I am saddened and sickened by most of what constitutes Christianity these days, if I am to be honest.  It seems my faith is fed more by what is outside of it bounds than what is within it.

I am not alone in my disillusionment.  One of the NY Times’ bestsellers was a book by Frank Schaeffer (the son of one of the “fathers” of the rise of Conservative Christian political viewpoint), entitled Why I am an Atheist Who Believes in God.  Then there is the rise of the religiously disillusioned, the “Nones” who according to the Pew Research Centers: “[are a group of] people who self-identify as atheists or agnostics” as well as those who have left the church of their youth while still holding to a deep faith in God, just not in organized religion.

Some days I feel like a “None” – I believe in and love God, deeply, but I find most organized religious expression to be pedantic at best, ruled and run by angry zealots who are milquetoast concerned more with doctrine and dogma than compassion, justice and mercy (the weightier matters of the Law according to Jesus, see Matthew 23:23).
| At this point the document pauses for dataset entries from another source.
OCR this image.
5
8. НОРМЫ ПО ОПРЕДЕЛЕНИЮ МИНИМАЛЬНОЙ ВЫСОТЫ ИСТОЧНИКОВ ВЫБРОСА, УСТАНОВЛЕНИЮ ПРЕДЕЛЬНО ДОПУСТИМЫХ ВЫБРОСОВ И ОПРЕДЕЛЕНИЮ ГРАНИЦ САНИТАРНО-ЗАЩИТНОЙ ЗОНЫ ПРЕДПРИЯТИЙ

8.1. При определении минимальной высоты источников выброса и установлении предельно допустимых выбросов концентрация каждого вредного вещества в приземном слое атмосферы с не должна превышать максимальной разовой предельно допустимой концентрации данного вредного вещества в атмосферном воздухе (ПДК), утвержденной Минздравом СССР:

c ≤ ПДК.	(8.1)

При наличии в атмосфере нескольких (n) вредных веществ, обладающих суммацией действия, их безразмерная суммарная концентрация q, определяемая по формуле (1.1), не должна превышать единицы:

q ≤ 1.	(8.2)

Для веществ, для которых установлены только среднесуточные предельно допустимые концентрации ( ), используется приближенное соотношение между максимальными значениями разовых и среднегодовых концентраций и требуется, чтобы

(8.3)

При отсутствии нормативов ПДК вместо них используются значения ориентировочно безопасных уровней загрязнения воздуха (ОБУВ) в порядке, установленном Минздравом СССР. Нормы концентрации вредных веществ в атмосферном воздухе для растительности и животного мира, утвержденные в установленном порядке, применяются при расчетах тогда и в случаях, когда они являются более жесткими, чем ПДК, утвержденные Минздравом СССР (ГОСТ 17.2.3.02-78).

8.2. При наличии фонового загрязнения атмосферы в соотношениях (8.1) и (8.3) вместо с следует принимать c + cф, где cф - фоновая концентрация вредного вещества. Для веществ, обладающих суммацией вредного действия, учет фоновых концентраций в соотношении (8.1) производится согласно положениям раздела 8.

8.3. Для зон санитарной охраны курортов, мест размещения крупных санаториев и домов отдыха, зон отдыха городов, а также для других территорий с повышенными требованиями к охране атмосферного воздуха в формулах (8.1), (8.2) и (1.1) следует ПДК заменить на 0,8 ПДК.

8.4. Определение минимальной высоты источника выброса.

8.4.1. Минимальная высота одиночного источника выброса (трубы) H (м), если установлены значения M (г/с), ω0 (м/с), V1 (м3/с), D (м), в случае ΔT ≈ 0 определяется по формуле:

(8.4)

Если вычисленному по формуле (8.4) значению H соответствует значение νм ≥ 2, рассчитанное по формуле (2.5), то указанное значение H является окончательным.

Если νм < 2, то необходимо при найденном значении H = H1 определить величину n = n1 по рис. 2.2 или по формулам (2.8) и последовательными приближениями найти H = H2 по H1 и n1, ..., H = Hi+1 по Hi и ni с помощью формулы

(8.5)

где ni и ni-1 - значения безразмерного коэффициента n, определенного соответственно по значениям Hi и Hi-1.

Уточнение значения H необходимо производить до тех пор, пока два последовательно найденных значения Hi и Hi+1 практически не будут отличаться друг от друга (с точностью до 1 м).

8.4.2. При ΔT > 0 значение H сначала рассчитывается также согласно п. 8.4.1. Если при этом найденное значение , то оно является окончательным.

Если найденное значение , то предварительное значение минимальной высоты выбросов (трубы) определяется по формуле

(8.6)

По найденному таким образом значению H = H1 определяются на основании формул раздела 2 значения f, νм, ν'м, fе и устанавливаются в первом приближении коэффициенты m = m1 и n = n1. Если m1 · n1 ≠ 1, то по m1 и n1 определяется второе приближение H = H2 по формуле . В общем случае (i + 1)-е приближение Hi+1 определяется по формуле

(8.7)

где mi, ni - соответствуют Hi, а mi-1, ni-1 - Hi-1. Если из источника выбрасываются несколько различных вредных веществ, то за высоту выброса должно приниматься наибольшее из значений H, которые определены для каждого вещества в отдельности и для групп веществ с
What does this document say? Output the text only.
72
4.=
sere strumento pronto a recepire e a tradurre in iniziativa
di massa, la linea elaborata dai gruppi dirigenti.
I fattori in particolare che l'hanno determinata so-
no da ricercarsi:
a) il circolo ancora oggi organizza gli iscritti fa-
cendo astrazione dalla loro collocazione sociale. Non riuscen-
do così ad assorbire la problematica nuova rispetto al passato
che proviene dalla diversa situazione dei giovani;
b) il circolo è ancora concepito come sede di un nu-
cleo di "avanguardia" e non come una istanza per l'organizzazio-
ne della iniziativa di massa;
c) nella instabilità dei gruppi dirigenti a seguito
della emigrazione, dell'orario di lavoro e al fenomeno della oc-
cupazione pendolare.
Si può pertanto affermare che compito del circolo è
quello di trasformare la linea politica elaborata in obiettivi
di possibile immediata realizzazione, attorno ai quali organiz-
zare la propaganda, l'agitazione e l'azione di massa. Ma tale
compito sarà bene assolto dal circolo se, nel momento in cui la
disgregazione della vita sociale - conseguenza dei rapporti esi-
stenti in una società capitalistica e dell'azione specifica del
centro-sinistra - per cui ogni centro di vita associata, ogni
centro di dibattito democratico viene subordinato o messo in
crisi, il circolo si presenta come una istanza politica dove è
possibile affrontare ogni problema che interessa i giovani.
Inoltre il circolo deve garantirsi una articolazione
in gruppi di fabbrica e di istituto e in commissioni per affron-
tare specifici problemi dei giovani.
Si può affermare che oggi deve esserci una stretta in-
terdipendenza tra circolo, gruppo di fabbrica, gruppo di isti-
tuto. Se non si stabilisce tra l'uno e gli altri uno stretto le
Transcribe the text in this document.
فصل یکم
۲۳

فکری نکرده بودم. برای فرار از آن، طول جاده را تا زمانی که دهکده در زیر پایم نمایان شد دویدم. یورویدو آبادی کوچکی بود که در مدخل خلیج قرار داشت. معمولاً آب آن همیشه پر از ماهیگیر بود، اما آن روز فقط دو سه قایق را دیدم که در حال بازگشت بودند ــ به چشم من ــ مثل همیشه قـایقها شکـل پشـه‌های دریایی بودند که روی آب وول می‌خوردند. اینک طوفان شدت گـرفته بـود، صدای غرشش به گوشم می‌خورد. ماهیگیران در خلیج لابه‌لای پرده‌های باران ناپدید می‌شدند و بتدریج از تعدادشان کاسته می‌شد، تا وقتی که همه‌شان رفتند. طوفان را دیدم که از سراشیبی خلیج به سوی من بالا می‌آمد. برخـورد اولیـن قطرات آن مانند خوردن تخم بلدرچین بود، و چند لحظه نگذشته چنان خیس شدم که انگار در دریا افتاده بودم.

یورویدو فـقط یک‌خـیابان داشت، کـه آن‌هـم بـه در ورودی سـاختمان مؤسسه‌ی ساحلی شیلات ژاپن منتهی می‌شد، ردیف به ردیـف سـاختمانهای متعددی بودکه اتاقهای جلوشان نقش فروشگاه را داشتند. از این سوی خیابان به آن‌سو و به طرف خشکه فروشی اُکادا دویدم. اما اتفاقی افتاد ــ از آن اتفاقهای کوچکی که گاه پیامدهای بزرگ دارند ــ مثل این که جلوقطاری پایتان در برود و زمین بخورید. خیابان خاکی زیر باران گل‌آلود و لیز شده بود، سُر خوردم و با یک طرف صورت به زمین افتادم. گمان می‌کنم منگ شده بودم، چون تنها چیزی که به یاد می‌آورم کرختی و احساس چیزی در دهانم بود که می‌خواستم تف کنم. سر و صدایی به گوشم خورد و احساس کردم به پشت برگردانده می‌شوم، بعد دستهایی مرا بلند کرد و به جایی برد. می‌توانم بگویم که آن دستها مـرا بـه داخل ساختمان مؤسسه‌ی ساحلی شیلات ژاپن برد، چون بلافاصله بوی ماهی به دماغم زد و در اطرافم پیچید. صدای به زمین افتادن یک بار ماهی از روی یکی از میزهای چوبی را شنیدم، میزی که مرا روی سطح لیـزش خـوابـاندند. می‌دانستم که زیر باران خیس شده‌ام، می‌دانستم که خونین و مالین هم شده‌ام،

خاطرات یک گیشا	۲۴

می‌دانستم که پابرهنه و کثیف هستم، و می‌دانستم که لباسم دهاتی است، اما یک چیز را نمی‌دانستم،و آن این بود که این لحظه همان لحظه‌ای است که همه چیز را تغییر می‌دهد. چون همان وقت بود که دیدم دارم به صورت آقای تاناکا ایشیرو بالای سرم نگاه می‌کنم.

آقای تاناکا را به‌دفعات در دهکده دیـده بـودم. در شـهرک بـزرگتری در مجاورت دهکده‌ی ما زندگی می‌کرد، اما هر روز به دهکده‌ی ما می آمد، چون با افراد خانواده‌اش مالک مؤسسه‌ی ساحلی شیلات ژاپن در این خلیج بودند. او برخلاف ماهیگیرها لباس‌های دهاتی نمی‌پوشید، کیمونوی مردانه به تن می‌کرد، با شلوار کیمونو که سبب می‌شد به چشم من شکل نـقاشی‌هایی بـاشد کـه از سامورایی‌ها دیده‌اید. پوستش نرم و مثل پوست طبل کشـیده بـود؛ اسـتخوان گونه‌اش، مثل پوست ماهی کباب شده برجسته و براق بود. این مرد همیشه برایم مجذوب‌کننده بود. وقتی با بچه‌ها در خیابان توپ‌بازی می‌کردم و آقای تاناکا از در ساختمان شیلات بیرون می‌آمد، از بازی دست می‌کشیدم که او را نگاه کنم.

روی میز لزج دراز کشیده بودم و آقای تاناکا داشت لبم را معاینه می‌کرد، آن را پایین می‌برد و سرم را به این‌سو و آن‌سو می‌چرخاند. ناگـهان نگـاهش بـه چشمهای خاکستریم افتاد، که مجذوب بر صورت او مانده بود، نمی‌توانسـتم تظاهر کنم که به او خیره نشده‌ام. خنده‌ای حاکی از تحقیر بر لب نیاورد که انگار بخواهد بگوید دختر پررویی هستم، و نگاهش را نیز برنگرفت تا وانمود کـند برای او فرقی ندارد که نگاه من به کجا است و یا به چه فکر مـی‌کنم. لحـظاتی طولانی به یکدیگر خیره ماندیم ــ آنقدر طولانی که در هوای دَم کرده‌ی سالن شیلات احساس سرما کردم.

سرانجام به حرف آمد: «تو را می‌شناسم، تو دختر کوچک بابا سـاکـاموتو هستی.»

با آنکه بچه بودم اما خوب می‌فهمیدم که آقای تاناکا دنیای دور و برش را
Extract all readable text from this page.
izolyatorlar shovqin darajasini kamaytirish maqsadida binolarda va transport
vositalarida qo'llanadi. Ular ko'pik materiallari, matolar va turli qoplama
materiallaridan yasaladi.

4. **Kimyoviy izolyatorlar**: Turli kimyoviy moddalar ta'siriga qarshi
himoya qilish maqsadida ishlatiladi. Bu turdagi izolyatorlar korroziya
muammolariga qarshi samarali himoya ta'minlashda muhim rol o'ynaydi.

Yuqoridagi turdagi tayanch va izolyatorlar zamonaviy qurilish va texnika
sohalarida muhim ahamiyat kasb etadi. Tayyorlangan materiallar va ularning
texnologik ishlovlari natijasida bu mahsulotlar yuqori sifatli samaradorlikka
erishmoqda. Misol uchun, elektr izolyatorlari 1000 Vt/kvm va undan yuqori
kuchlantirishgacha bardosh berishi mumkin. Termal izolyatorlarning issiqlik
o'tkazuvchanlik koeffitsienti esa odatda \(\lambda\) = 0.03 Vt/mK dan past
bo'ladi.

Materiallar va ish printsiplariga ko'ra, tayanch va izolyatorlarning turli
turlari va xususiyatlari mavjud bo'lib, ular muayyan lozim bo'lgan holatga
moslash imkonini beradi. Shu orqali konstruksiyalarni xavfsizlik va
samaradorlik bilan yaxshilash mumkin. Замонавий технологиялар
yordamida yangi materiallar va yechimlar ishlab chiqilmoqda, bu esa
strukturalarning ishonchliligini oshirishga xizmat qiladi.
I am rambling.  But I am seeking clarity and honesty.  I love Jesus.  I mean I am really into Jesus and the words we have for him on record (I’m a Red Letter Believer you could say).  You would not know it by stepping into most churches these days but Jesus spoke more about helping the poor, money, loving your enemies and forgiveness than about heaven or hell.  And not once did Jesus ever condemn my gay and lesbian brothers and sisters.  Jesus never said “love the sinner but hate the sin” – a diatribe I have a hard time with because I am not so skilled at separating the “sin” from the “so-called sinner.”

The long and the short of it is I am seeing the cracks in the margins.

My faith is old, and dry.  My prayers are empty and “feel” worthless.  The God I professed years ago is no longer the God I turn to in times of trouble or joy.

The man I see in the mirror, although I know to be a child of God and made in God’s image, is cracked, faltering, burdened with an ever growing sense of obsolescence, uselessness, and invisibility.

Maybe what I am going into and through is a deeper, more authentic way of living; a birthing into the death of childish faith into the reality of the Real.  Or maybe, I am simply spiritually lazy and perpetually defiant, needing to reject something in order to feel powerful about anything.

I still believe…but I don’t.  I have faith, except when I don’t.  I am one with a God I know longer believe in.  I am in the light even more so when I am in this darkness.

I find comfort in the words of the German mystic Meister Eckhart when he said the following statement (that almost got him burned at the stake!): “If I had a God I could understand, I would no longer consider him God.”